Bassett stays with status quo

BASSETT — Three of Bassett’s 21 citizens attended Monday night’s Thrive Allen County meeting at the home of Joy and Neil Westervelt — percentage-wise, a healthy turnout.
Thrive’s mission to represent the entire county lead to meeting in the Westervelt’s spacious garage, giving an opportunity to hear from residents of the burg immediately south of Iola on old U.S. 169.
Besides the Westervelts, Carol Crawford represented Bassett. The town, incorporated in 1903, is a shadow of its original self when LeHigh Cement employed hundreds of workers. Gone are its churches, grocery store, city park and mansions built for LeHigh executives.
What’s left is privately held land whose owners are content with what is. The city has an annual budget of about $3,000, Crawford said. Its five council members and mayor meet “when needed,” she said, usually on an annual basis to approve the budget.
Maintaining the grass along roadsides is their biggest concern, Crawford said.
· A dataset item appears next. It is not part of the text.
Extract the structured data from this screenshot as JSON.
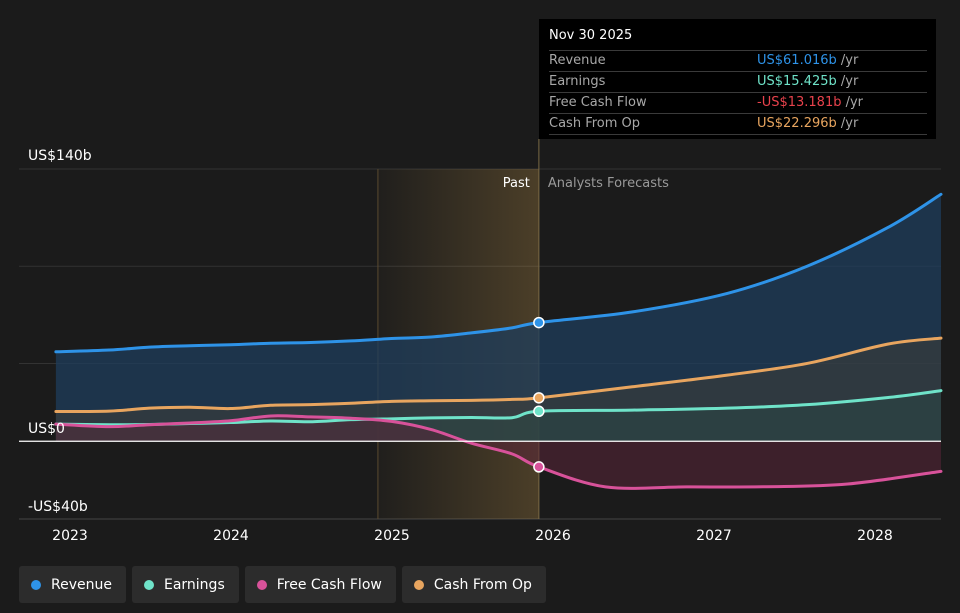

Unhappy with Allen County maintenance of the grassways, the city recently purchased a Bush Hog to take the responsibility into their own hands.
Maintenance of roads, however, will remain with the county.
The boundaries of Bassett extend from Elm Creek to “my driveway,” said Crawford, who lives at 1821 S. State St., and from the perimeter of Gates Manufacturing to the railroad bed on the west. Gates itself is in the city of Iola.